Please call and e- mail the shelter and I think Freida will be able to help you with transport. Also, there are people on Petfinder that could probably help and also on this forum. Hope you adopt Oliver! He is in danger-all the big dogs are!!!!


----------



## Farley Rocks! (Nov 15, 2007)

Done...I'll let you know what they say!


----------



## Karen519 (Aug 21, 2006)

*Yes..*

Yes.. Please let me know. You can e-mail me-I am checking that all day!!
[email protected]


----------



## Farley Rocks! (Nov 15, 2007)

Okay. Oliver was already picked up by Grand Rescue(?).
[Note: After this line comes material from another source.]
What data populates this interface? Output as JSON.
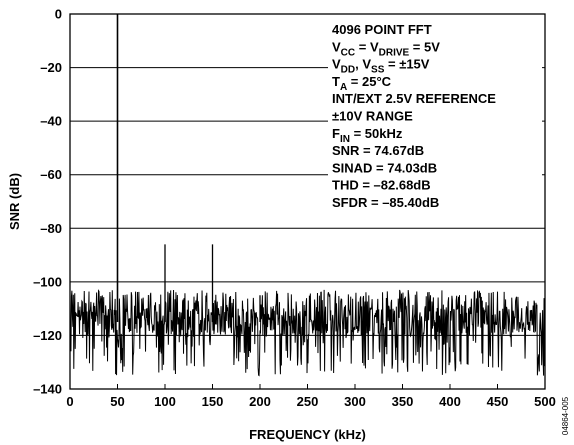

I'll contact them in case they need a foster but at least he is safe for now  Yeah!!


----------



## Karen519 (Aug 21, 2006)

*Farleyrock's*

Farleyrocks:

That is great news!! Can't remember where GRRAND is!!

Hope you can foster for them!


----------



## Jackson'sMom (Oct 13, 2007)

Wonderful news!


----------



## sharlin (Feb 26, 2007)

Way to GO Farley!!! NorCal Pack sends ya big roooooooooos!!!!!


----------



## Hali's Mom (Oct 5, 2006)

Wonderful news...............Can only say RooooooooWhoooo.


----------



## BeauShel (May 20, 2007)

Great news!!


----------



## Farley Rocks! (Nov 15, 2007)

No word from the rescue so they must have room  I am sending the shelter my vet info and references so if there is another- I will be all set up!


----------



## Karen519 (Aug 21, 2006)

*Farley*

Farley:

That is great you are going to foster for someone.

Are you a foster for GRROM?


----------